In chapter 16, Abraham is blessed with a  son (Ishmael) who is named as per G-d’s word son, Sarah is upset by the developments, and Hagar is forced to leave the household and receives an angelic revelation.

In chapter 17, Abraham and his progeny are bidden to join in an eternal b’rith, a covenant, with God. Then Abraham and his son born in the previous chapter are faced with a critical test of faith: they are told to perform a form of painful and bloody sacrifice, and they pass the test, demonstrating their commitment to follow G-d’s commandment, resulting in their receiving blessings from G-d.

In chapter 21, Abraham is blessed with a son (Isaac) who is named as per G-d’s word son, Sarah is upset by the developments, and Hagar is forced to leave the household and receives an angelic revelation. In the next paragraph, Abraham and his progeny are bidden to join in an eternal b’rith, a covenant, with the Philistines.
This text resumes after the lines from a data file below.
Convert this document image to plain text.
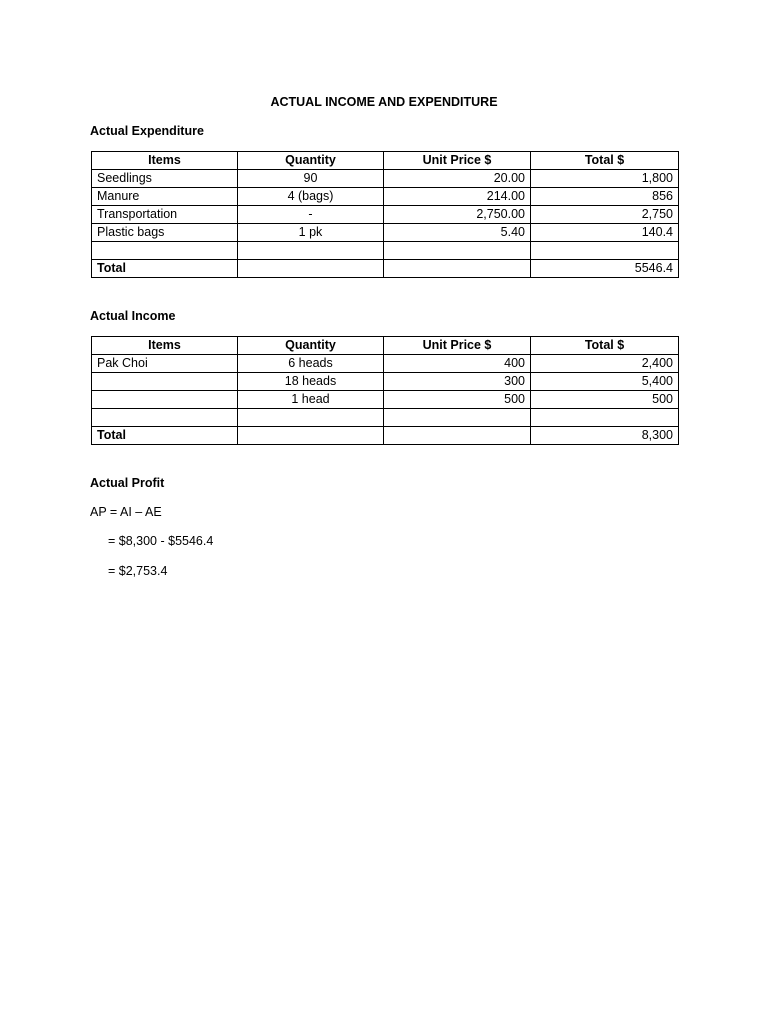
ACTUAL INCOME AND EXPENDITURE
Actual Expenditure
Items	Quantity	Unit Price $	Total $
Seedlings	90	20.00	1,800
Manure	4 (bags)	214.00	856
Transportation	-	2,750.00	2,750
Plastic bags	1 pk	5.40	140.4

Total			5546.4
Actual Income
Items	Quantity	Unit Price $	Total $
Pak Choi	6 heads	400	2,400
	18 heads	300	5,400
	1 head	500	500

Total			8,300
Actual Profit
AP = AI – AE
= $8,300 - $5546.4
= $2,753.4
In chapter 22, Abraham and his son born in the previous chapter are faced with a critical test of faith: they are told to perform a form of painful and bloody sacrifice, and they pass the test, demonstrating their commitment to follow G-d’s commandment, resulting in their receiving blessings from G-d.

The difference between the two s’daroth is that in Wayera the story of Isaac’s birth and the aqeda is interrupted with the story of  Abraham’s forging a covenant with the Philistines, in stark contrast to chapter 17, wherein Abraham forges a covenant with G-d and receives the land in promise. This also does not fit with the later sinaitic command to explicitly not enter into a covenant with the inhabitants of the land of Canaan!

Rashbam points out that this was a mistake on Abraham’s part, and thus caused G-d, so to speak, to test Abraham in a much graver manner: by 1. commanding him to perform human sacrifice, an abominable practice of the pagan Canaanites against which Abraham preached, and by 2. having his son Isaac die, and making Abraham question G-d’s previous promises to make him into a great nation.